Johnny de Leeuw uit Enschede had een gitaar te koop. M’n oom kende hem van de mondorgel-club, Johnny speelde ook bij de Twentse beatgroep ‘The Cumcummers’, de tukkers genoten wat regionale furore in de jaren 60 en hadden een hitje met ‘Shake your alligator’. Mijn oom was een echte sjacheraar en ruilde de gitaar voor een oude Plymouth. De Gibson speelde als de kogel en klonk als een ongetemd beest maar toch is het nooit wat geworden met Everhards R&Roll carriere. Veel verder dan een auditie bij Cuby and the Blizzards is hij niet gekomen.

In de tijd dat hij sjans had met m’n tante kreeg hij het sowieso te druk met z’n autosloop en rammelden de eierstokken harder dan de snaren. Zoals bij velen kwam er door burgerlijkheid, druk en een gebrek aan willen en kunnen geen kloten meer van de muziek en degradeerde de gitaar, zoals een konijn bij een kind, na een tijdje naar de achterkamer. Het was de tijd waarin veel van z’n oude maten finaal ten onder gingen aan de opkomende drugs, waarin ze onderwereld bewoners werden van hun eigen wereldje, waarin moeders en de pastoor waarschuwden voor satan.
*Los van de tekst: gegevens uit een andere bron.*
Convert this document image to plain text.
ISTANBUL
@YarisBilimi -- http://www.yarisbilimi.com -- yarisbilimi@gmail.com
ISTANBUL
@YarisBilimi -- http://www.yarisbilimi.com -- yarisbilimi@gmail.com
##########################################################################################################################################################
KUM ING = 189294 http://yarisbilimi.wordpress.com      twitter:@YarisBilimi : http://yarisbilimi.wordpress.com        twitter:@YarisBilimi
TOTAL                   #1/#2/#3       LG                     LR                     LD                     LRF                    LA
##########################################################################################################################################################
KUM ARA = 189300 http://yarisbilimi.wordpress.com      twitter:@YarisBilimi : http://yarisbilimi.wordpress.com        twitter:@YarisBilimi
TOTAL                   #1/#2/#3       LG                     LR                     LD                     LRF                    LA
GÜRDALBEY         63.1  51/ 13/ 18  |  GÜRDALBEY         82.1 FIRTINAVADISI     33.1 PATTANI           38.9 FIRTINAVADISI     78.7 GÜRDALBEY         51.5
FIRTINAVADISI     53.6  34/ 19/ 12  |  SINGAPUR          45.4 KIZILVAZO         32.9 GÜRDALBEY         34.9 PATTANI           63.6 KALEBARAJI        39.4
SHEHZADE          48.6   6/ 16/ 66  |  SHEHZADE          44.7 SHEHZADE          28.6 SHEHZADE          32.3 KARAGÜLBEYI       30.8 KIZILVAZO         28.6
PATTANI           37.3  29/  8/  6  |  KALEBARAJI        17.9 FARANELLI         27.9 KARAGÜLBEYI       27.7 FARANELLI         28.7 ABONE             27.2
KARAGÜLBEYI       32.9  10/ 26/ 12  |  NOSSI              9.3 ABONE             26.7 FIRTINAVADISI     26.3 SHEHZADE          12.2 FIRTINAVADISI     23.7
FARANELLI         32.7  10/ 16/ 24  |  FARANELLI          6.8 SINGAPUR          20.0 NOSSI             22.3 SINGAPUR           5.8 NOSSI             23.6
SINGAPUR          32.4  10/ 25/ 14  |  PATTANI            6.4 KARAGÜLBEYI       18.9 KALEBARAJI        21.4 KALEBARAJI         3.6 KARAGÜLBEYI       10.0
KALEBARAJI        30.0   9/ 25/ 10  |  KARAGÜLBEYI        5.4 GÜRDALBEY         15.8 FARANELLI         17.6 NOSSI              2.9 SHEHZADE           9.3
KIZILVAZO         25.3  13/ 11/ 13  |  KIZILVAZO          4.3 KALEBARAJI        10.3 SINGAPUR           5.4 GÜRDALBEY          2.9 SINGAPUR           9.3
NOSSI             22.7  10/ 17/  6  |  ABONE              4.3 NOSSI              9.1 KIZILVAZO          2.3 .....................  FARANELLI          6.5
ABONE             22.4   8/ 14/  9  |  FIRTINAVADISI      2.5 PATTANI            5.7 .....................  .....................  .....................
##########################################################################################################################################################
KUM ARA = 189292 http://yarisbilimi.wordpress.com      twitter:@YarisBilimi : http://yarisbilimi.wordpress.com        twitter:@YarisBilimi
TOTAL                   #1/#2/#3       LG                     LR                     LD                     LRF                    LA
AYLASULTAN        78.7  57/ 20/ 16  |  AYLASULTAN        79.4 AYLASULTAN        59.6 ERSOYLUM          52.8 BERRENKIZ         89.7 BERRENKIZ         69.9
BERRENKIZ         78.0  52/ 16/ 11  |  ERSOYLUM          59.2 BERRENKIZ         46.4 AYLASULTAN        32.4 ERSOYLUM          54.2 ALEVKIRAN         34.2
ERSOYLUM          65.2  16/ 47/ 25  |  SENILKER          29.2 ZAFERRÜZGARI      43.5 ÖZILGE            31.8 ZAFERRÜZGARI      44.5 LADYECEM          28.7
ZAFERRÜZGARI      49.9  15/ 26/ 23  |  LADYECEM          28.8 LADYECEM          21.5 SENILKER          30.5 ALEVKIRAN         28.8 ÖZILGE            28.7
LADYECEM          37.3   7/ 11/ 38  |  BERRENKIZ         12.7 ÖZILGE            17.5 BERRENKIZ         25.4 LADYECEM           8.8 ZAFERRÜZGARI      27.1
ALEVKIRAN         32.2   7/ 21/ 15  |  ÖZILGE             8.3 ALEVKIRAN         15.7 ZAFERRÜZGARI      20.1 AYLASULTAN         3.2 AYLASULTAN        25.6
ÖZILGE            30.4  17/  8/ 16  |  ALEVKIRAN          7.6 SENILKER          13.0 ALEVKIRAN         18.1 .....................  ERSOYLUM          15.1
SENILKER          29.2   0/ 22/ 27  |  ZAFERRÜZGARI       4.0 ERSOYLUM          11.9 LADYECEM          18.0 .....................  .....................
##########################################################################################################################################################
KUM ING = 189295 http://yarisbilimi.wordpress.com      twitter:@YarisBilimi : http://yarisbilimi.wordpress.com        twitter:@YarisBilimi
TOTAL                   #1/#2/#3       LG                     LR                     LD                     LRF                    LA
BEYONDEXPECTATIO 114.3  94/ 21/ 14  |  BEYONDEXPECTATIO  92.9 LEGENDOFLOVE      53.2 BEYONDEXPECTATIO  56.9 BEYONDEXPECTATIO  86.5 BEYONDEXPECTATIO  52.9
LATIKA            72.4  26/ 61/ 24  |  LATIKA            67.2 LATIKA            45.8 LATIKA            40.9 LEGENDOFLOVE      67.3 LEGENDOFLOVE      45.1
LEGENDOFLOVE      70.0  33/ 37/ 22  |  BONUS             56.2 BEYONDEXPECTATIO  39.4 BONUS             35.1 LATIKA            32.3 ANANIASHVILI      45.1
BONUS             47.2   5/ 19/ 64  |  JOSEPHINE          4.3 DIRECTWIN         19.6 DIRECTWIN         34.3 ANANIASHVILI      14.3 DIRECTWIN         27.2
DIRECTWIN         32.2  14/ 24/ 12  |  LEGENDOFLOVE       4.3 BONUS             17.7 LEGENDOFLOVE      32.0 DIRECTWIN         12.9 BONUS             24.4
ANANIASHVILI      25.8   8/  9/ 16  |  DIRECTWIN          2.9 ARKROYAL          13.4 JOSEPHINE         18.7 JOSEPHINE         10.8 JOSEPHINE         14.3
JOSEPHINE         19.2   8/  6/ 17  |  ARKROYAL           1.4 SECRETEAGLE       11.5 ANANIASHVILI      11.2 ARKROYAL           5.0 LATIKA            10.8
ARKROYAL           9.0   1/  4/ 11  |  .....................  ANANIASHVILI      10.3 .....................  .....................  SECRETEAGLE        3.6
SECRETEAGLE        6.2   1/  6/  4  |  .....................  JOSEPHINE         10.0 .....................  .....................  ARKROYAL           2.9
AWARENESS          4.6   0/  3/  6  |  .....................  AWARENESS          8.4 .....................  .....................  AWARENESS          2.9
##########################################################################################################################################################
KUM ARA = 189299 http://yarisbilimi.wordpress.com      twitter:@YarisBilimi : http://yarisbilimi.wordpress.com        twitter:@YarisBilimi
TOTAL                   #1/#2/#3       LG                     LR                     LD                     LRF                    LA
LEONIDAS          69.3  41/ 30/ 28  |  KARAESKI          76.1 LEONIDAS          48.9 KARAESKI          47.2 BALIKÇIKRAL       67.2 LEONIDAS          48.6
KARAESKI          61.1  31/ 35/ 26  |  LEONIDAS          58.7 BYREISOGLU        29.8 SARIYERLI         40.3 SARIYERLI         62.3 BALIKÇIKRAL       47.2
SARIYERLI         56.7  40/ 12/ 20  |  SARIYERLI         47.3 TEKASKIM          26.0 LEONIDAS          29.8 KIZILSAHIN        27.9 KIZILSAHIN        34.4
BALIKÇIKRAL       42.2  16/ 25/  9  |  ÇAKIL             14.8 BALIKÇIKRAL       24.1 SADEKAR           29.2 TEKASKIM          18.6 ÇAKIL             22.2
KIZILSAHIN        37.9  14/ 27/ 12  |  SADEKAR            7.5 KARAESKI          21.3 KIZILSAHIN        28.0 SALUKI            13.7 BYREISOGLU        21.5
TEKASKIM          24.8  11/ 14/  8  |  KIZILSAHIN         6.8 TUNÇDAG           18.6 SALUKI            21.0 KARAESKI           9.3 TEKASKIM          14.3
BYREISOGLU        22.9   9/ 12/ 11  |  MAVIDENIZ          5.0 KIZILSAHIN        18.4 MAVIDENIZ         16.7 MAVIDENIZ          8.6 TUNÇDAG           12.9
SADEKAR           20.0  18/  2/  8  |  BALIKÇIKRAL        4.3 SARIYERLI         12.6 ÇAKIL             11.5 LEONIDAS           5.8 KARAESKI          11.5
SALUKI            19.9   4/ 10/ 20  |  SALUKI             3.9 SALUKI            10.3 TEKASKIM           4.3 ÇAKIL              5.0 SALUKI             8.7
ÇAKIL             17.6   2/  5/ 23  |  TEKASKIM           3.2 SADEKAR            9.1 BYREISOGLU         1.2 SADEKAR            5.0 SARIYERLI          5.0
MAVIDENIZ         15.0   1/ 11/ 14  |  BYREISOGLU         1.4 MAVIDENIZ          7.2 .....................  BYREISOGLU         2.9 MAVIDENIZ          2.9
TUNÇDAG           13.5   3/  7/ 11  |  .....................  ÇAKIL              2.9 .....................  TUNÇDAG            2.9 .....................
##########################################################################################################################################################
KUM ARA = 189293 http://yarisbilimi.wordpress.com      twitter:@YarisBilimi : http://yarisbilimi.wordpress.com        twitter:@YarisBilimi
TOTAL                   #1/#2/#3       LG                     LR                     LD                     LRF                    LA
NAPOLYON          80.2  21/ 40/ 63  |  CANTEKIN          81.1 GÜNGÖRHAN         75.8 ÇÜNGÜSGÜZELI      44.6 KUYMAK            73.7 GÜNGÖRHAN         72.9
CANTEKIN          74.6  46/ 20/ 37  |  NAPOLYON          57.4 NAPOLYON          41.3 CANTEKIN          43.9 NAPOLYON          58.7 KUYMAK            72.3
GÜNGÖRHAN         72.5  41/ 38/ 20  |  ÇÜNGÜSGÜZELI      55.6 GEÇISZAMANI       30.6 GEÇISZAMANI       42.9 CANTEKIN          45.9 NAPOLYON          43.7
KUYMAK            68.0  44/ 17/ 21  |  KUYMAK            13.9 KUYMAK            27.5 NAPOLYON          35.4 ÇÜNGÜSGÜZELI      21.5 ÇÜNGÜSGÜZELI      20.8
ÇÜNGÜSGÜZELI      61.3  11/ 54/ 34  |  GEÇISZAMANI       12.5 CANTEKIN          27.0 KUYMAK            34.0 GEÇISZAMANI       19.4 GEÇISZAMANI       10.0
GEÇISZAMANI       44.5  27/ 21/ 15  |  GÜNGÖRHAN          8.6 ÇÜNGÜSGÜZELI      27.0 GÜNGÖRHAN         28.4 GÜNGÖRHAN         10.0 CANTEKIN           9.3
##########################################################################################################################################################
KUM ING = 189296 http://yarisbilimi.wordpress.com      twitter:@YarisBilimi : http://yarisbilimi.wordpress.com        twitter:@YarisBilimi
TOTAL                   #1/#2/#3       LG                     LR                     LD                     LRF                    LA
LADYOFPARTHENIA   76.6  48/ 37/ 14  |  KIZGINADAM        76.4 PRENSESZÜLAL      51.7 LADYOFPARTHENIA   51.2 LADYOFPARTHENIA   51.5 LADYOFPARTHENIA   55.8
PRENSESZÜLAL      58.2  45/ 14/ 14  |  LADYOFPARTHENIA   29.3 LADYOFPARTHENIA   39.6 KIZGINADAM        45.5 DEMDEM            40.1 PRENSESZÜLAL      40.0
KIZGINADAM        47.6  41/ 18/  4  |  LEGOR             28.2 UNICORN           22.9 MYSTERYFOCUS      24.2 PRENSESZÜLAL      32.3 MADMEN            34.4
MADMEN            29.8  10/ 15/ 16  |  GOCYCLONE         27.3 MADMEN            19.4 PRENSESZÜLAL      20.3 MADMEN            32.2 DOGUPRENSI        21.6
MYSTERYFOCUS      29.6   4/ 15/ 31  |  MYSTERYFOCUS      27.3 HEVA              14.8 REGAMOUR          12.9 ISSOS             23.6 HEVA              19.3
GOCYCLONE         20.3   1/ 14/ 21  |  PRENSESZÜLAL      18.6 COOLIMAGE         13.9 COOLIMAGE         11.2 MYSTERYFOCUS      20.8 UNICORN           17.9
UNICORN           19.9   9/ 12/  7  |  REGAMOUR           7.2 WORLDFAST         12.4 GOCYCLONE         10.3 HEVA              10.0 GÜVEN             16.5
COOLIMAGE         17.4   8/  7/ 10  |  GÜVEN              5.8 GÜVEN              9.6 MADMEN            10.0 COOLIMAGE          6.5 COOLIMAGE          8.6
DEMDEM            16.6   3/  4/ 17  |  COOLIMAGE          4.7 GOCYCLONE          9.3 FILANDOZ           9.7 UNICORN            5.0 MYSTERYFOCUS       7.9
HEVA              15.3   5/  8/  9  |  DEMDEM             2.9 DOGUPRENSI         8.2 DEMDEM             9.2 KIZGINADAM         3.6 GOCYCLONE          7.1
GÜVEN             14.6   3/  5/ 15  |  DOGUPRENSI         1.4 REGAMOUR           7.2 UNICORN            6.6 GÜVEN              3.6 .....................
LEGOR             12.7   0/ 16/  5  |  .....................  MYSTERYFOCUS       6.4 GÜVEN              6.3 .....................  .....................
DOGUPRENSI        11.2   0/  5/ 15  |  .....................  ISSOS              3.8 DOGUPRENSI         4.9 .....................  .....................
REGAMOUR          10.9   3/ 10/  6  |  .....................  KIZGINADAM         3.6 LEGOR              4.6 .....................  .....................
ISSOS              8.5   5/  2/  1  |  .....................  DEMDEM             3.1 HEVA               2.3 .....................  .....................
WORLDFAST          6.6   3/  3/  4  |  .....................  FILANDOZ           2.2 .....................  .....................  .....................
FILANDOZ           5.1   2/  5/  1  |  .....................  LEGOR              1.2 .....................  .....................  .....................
Toen Rikus Maneschijn uit de Achterberg zonder gitaar zat, omdat ie uit de bandbus was gegapt, streek Everhard over z’n hart en leende hem z’n Gibson. ‘The Backdoor Suckers’ was een ruige band en Rikus had een reputatie. Maar god, m’n oom was wat gewend en was een gemakkelijke peer, hij vertrouwde er wel op. Rikus was mooi even uit de brand.

Everhard had wel even getwijfeld toen m’n tante begon over Rikus’ notoire gezuip en gesnuif. Hij opereerde aan de zelfkant van het leven en was een vechtjas die altijd in hachelijke situaties verzeild raakte. Hij had schulden, sjoemelde met sjofele zaakjes en had altijd wat. ‘Het zal wel loslopen’ was Everhards credo, en dat deed het. Rikus was ook nog een beetje familie en had net verkering met een flinke schooljuf uit het Hollandscheveld. Daar net over de grens tussen Overijssel en Drenthe, daar waar je geen praatjes moest hebben.

Het heeft maar een paar weken geduurd of m’n tante kreeg gelijk. ‘Rikus, heb je het al gehoord van Rikus…’, het nieuws ging als een lopend vuurtje en niemand was echt verbaasd. Op klaarlichte dag hadden ze hem als een dier afgemaakt, ergens achter Westerhaar. Vermoord en achtergelaten met drie kogels in z’n wilde kop. Waarschijnlijk ging het om een wijf, maar het kon ook om iets anders onbenulligs gaan.

Voordat het goed en wel doordrong dacht Everhard aan z’n Gibson en stonden de sterren voor z’n kop. Allemachtig, het koude zweet brak hem uit, het voelde oneerbiedig maar hij moest z’n ‘olden Gibson’ weer snel veilig in z’n armen kunnen sluiten. Hij sloeg meteen aan het bellen en vernam in de wandelgangen dat Rikus GODVERDOMME zijn gitaar had verpand voor wat schamele knaken, bij een pandjesbaas in Zwolle. Everhard draalde geen seconde en toog de dag na de kogel in alle vroegte met het hart in z’n keel richting lommerd. Als een briesende baviaan stond hij op de kokosmat terwijl de winkelbel luid rinkelde in z’n nek. YES! een warme gloed van opluchting gierde door z’n rakker, de god der gitaren hing als een grijpstuiver achter de balie. Everhard vloekte bij de gedachte maar was zo opgelucht als een klein kind. Rikus had zijn gitaar als een hond ingeleverd voor wat drugsgeld, de teringlijer. Niemand had toen door hoe heftig die gore, bruine troep was.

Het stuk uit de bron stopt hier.